Formalism and Historicity
Models and Methods in Twentieth-Centuty Art
Benjamin H. D. Buchloh
October Books, New York, 2015
These influential essays by the noted critic and art historian Benjamin Buchloh have had a significant impact on the theory and practice of art history. Written over the course of three decades and now collected in one volume, they trace a history of crucial artistic transitions, iterations, and paradigmatic shifts in the twentieth century, considering both the evolution and emergence of artistic forms and the specific historical moment in which they occurred.
Buchloh’s subject matter ranges through various moments in the history of twentieth-century American and European art, from the moment of the retour à l’ordre of 1915 to developments in the Soviet Union in the 1920s to the beginnings of Conceptual art in the late 1960s to the appropriation artists of the 1980s.

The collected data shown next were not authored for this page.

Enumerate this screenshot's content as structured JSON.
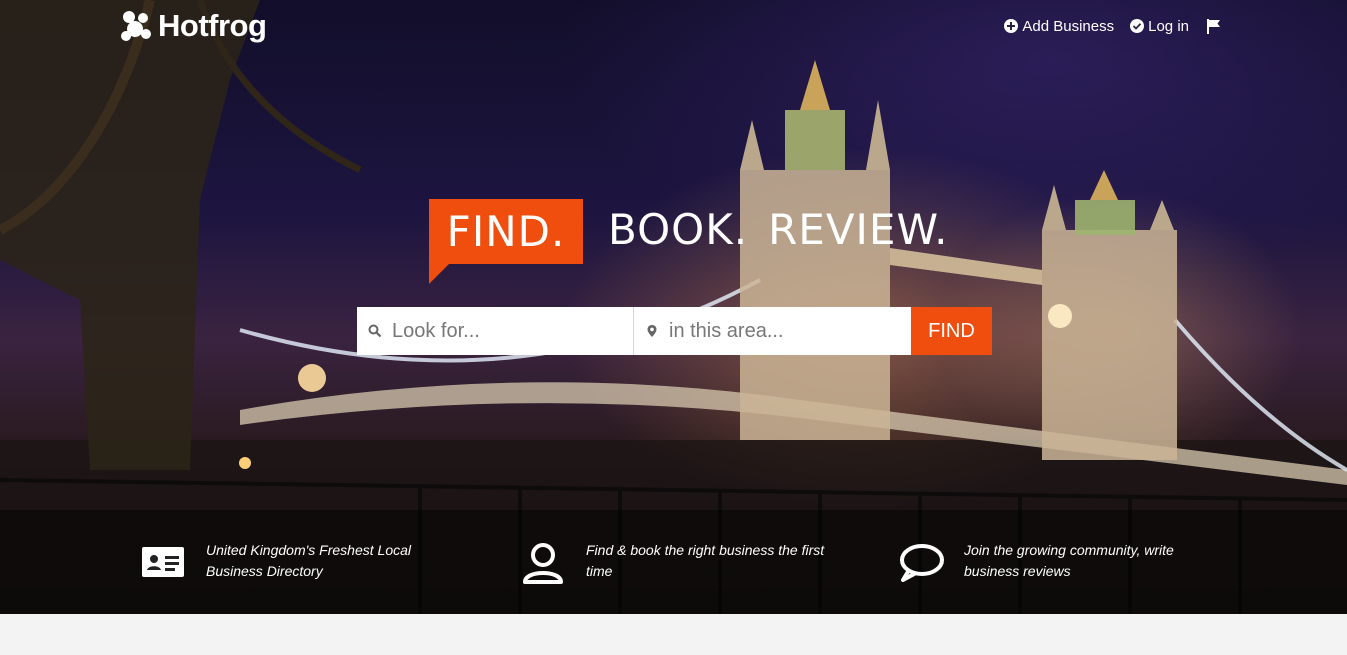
{
  "brand": {
    "name": "Hotfrog"
  },
  "nav": {
    "add_business": "Add Business",
    "login": "Log in",
    "icons": {
      "add": "plus-circle-icon",
      "login": "check-circle-icon",
      "flag": "flag-icon"
    }
  },
  "headline": {
    "word1": "FIND.",
    "word2": "BOOK.",
    "word3": "REVIEW."
  },
  "search": {
    "what_placeholder": "Look for...",
    "where_placeholder": "in this area...",
    "button_label": "FIND",
    "what_value": "",
    "where_value": ""
  },
  "features": [
    {
      "icon": "id-card-icon",
      "text": "United Kingdom's Freshest Local Business Directory"
    },
    {
      "icon": "user-icon",
      "text": "Find & book the right business the first time"
    },
    {
      "icon": "speech-bubble-icon",
      "text": "Join the growing community, write business reviews"
    }
  ],
  "colors": {
    "accent": "#f04e0f",
    "footer_bg": "#f3f3f3"
  }
}
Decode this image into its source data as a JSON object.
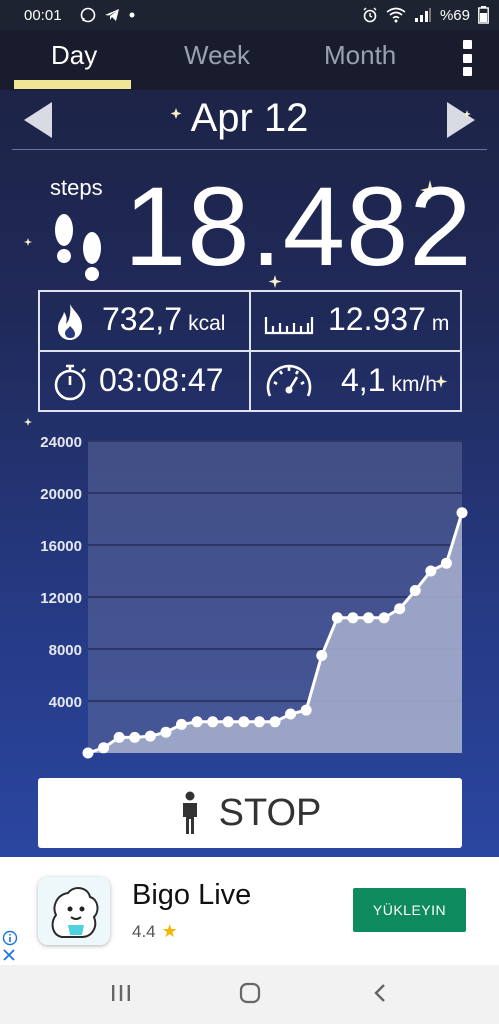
{
  "status_bar": {
    "time": "00:01",
    "battery": "%69"
  },
  "tabs": [
    {
      "label": "Day",
      "active": true
    },
    {
      "label": "Week",
      "active": false
    },
    {
      "label": "Month",
      "active": false
    }
  ],
  "date": "Apr 12",
  "steps": {
    "label": "steps",
    "value": "18.482"
  },
  "stats": {
    "calories": {
      "value": "732,7",
      "unit": "kcal",
      "icon": "flame-icon"
    },
    "distance": {
      "value": "12.937",
      "unit": "m",
      "icon": "ruler-icon"
    },
    "duration": {
      "value": "03:08:47",
      "icon": "stopwatch-icon"
    },
    "speed": {
      "value": "4,1",
      "unit": "km/h",
      "icon": "speedometer-icon"
    }
  },
  "stop_button": {
    "label": "STOP",
    "icon": "person-icon"
  },
  "ad": {
    "title": "Bigo Live",
    "rating": "4.4",
    "cta": "YÜKLEYIN"
  },
  "colors": {
    "tab_indicator": "#f0e698",
    "ad_cta": "#0e8a5f",
    "chart_fill": "#a9b1cf"
  },
  "chart_data": {
    "type": "area",
    "x": [
      0,
      1,
      2,
      3,
      4,
      5,
      6,
      7,
      8,
      9,
      10,
      11,
      12,
      13,
      14,
      15,
      16,
      17,
      18,
      19,
      20,
      21,
      22,
      23,
      24
    ],
    "values": [
      0,
      400,
      1200,
      1200,
      1300,
      1600,
      2200,
      2400,
      2400,
      2400,
      2400,
      2400,
      2400,
      3000,
      3300,
      7500,
      10400,
      10400,
      10400,
      10400,
      11100,
      12500,
      14000,
      14600,
      18482
    ],
    "x_ticks": [
      2,
      4,
      6,
      8,
      10,
      12,
      14,
      16,
      18,
      20,
      22,
      24
    ],
    "y_ticks": [
      4000,
      8000,
      12000,
      16000,
      20000,
      24000
    ],
    "ylim": [
      0,
      24000
    ],
    "xlim": [
      0,
      24
    ],
    "grid": true
  }
}
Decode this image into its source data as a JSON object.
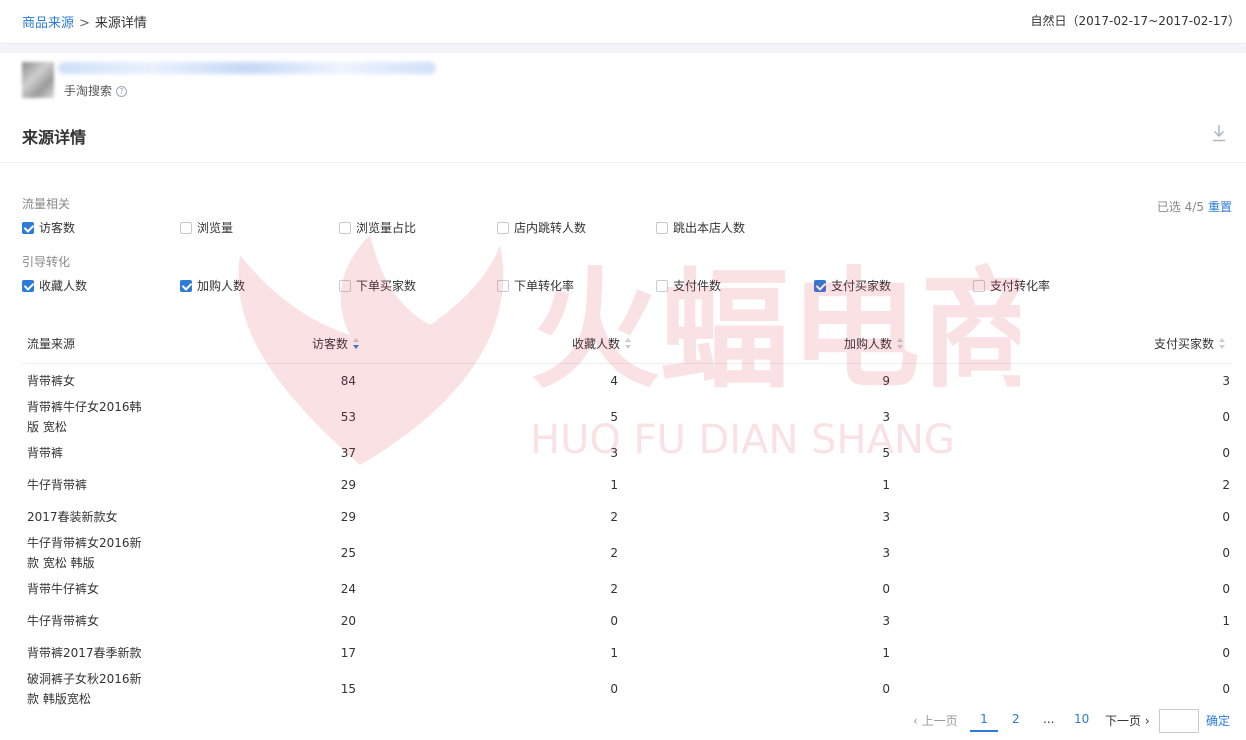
{
  "breadcrumb": {
    "parent": "商品来源",
    "separator": ">",
    "current": "来源详情"
  },
  "date_range": "自然日（2017-02-17~2017-02-17）",
  "source": {
    "name": "手淘搜索"
  },
  "section_title": "来源详情",
  "filters": {
    "group1_label": "流量相关",
    "group1": [
      {
        "label": "访客数",
        "checked": true
      },
      {
        "label": "浏览量",
        "checked": false
      },
      {
        "label": "浏览量占比",
        "checked": false
      },
      {
        "label": "店内跳转人数",
        "checked": false
      },
      {
        "label": "跳出本店人数",
        "checked": false
      }
    ],
    "group2_label": "引导转化",
    "group2": [
      {
        "label": "收藏人数",
        "checked": true
      },
      {
        "label": "加购人数",
        "checked": true
      },
      {
        "label": "下单买家数",
        "checked": false
      },
      {
        "label": "下单转化率",
        "checked": false
      },
      {
        "label": "支付件数",
        "checked": false
      },
      {
        "label": "支付买家数",
        "checked": true
      },
      {
        "label": "支付转化率",
        "checked": false
      }
    ],
    "selected_text": "已选 4/5",
    "reset_label": "重置"
  },
  "table": {
    "headers": [
      "流量来源",
      "访客数",
      "收藏人数",
      "加购人数",
      "支付买家数"
    ],
    "rows": [
      {
        "name": "背带裤女",
        "visitors": "84",
        "favorites": "4",
        "cart": "9",
        "buyers": "3"
      },
      {
        "name": "背带裤牛仔女2016韩版 宽松",
        "visitors": "53",
        "favorites": "5",
        "cart": "3",
        "buyers": "0"
      },
      {
        "name": "背带裤",
        "visitors": "37",
        "favorites": "3",
        "cart": "5",
        "buyers": "0"
      },
      {
        "name": "牛仔背带裤",
        "visitors": "29",
        "favorites": "1",
        "cart": "1",
        "buyers": "2"
      },
      {
        "name": "2017春装新款女",
        "visitors": "29",
        "favorites": "2",
        "cart": "3",
        "buyers": "0"
      },
      {
        "name": "牛仔背带裤女2016新款 宽松 韩版",
        "visitors": "25",
        "favorites": "2",
        "cart": "3",
        "buyers": "0"
      },
      {
        "name": "背带牛仔裤女",
        "visitors": "24",
        "favorites": "2",
        "cart": "0",
        "buyers": "0"
      },
      {
        "name": "牛仔背带裤女",
        "visitors": "20",
        "favorites": "0",
        "cart": "3",
        "buyers": "1"
      },
      {
        "name": "背带裤2017春季新款",
        "visitors": "17",
        "favorites": "1",
        "cart": "1",
        "buyers": "0"
      },
      {
        "name": "破洞裤子女秋2016新款 韩版宽松",
        "visitors": "15",
        "favorites": "0",
        "cart": "0",
        "buyers": "0"
      }
    ]
  },
  "pagination": {
    "prev_label": "上一页",
    "pages": [
      "1",
      "2",
      "...",
      "10"
    ],
    "current": "1",
    "next_label": "下一页",
    "confirm_label": "确定"
  },
  "watermark": {
    "cn": "火蝠电商",
    "en": "HUO FU DIAN SHANG"
  },
  "colors": {
    "accent": "#2b7bd8",
    "watermark": "#e0314a"
  }
}
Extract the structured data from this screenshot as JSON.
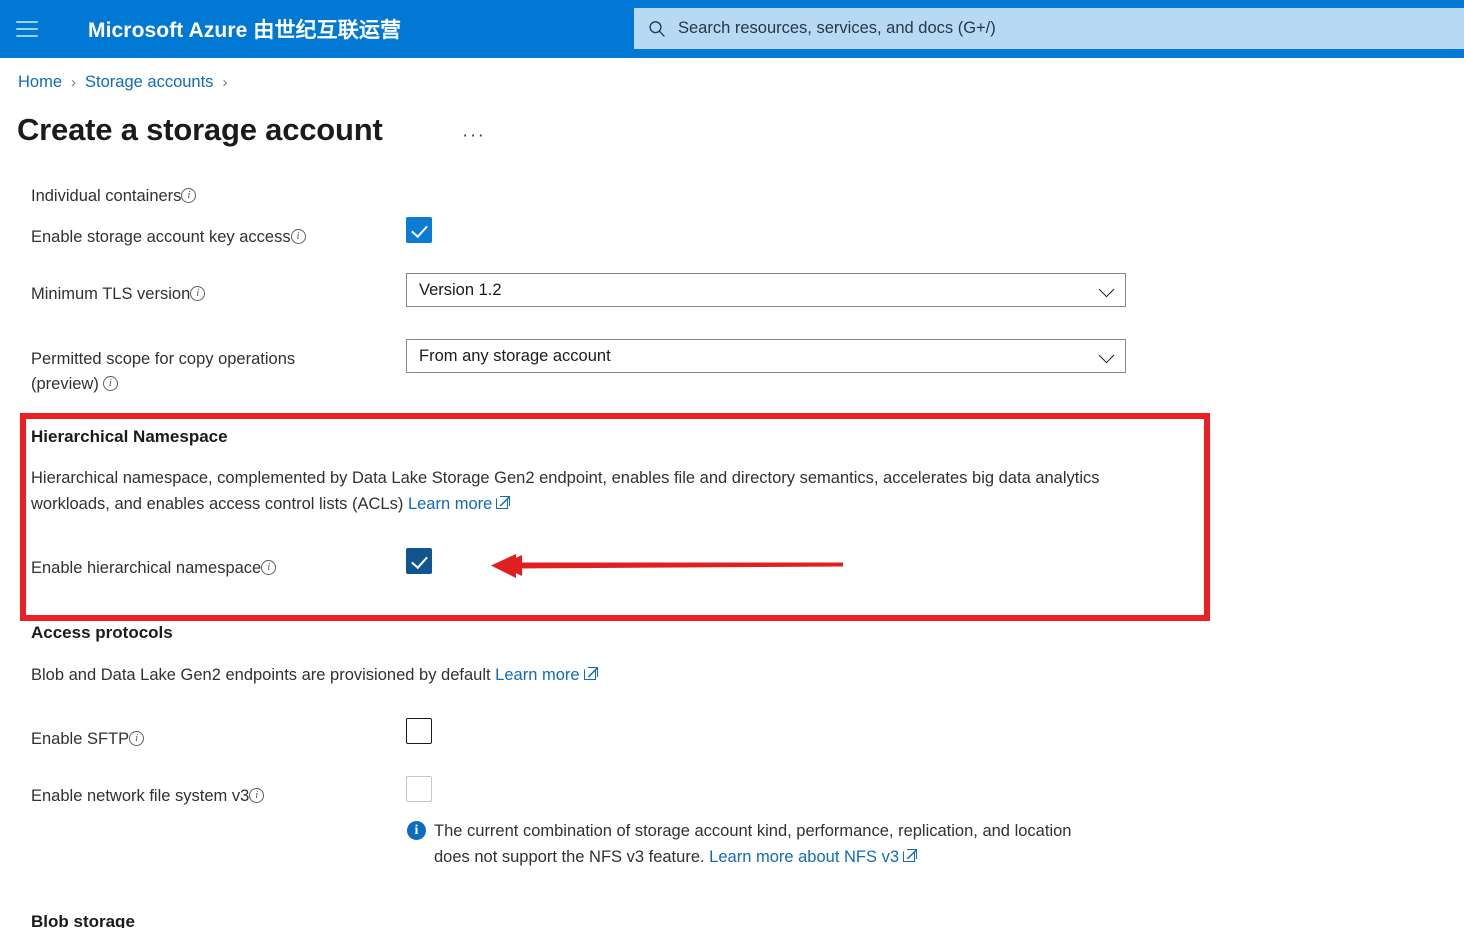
{
  "topbar": {
    "menu_icon": "hamburger-icon",
    "brand_prefix": "Microsoft Azure ",
    "brand_cn": "由世纪互联运营",
    "search": {
      "icon": "search-icon",
      "placeholder": "Search resources, services, and docs (G+/)",
      "value": ""
    }
  },
  "breadcrumb": {
    "items": [
      {
        "label": "Home"
      },
      {
        "label": "Storage accounts"
      }
    ],
    "separator": "›"
  },
  "page": {
    "title": "Create a storage account",
    "more_label": "···"
  },
  "form": {
    "truncated_top_label": "Individual containers",
    "key_access": {
      "label": "Enable storage account key access",
      "checked": true
    },
    "tls": {
      "label": "Minimum TLS version",
      "value": "Version 1.2"
    },
    "copy_scope": {
      "label_line1": "Permitted scope for copy operations",
      "label_line2": "(preview)",
      "value": "From any storage account"
    },
    "hierarchical_namespace": {
      "heading": "Hierarchical Namespace",
      "description_line1": "Hierarchical namespace, complemented by Data Lake Storage Gen2 endpoint, enables file and directory semantics, accelerates",
      "description_line2": "big data analytics workloads, and enables access control lists (ACLs)",
      "learn_more": "Learn more",
      "checkbox_label": "Enable hierarchical namespace",
      "checked": true,
      "highlight_color": "#ec2024",
      "annotation": "red-arrow pointing to enable hierarchical namespace checkbox"
    },
    "access_protocols": {
      "heading": "Access protocols",
      "description": "Blob and Data Lake Gen2 endpoints are provisioned by default",
      "learn_more": "Learn more",
      "sftp": {
        "label": "Enable SFTP",
        "checked": false
      },
      "nfs": {
        "label": "Enable network file system v3",
        "checked": false,
        "disabled": true
      },
      "notice_line1": "The current combination of storage account kind, performance, replication, and",
      "notice_line2": "location does not support the NFS v3 feature.",
      "notice_link": "Learn more about NFS v3"
    },
    "blob_storage_heading": "Blob storage"
  },
  "colors": {
    "azure_blue": "#0078d4",
    "link_blue": "#0f6cbd",
    "highlight_red": "#ec2024",
    "search_bg": "#b7d9f3"
  }
}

He discusses conflicts resulting from historical repetitions (such as the monochrome and collage/montage aesthetics in the 1910s, 1950s, and 1980s), the emergence of crucial neo-avantgarde typologies, and the resuscitation of obsolete genres (including the portrait and landscape, revived by 1980s photography). Although these essays are less monographic than those in Buchloh’s earlier collection, Neo-Avantgarde and Culture Industry, two essays in this volume are devoted to Marcel Broodthaers, whose work remains central to Buchloh’s theoretical concerns. Engaging with both formal and historical paradigms, Buchloh situates himself productively between the force fields of formal theory and historical narrative, embracing the discrepancies and contradictions between them and within individual artistic trajectories.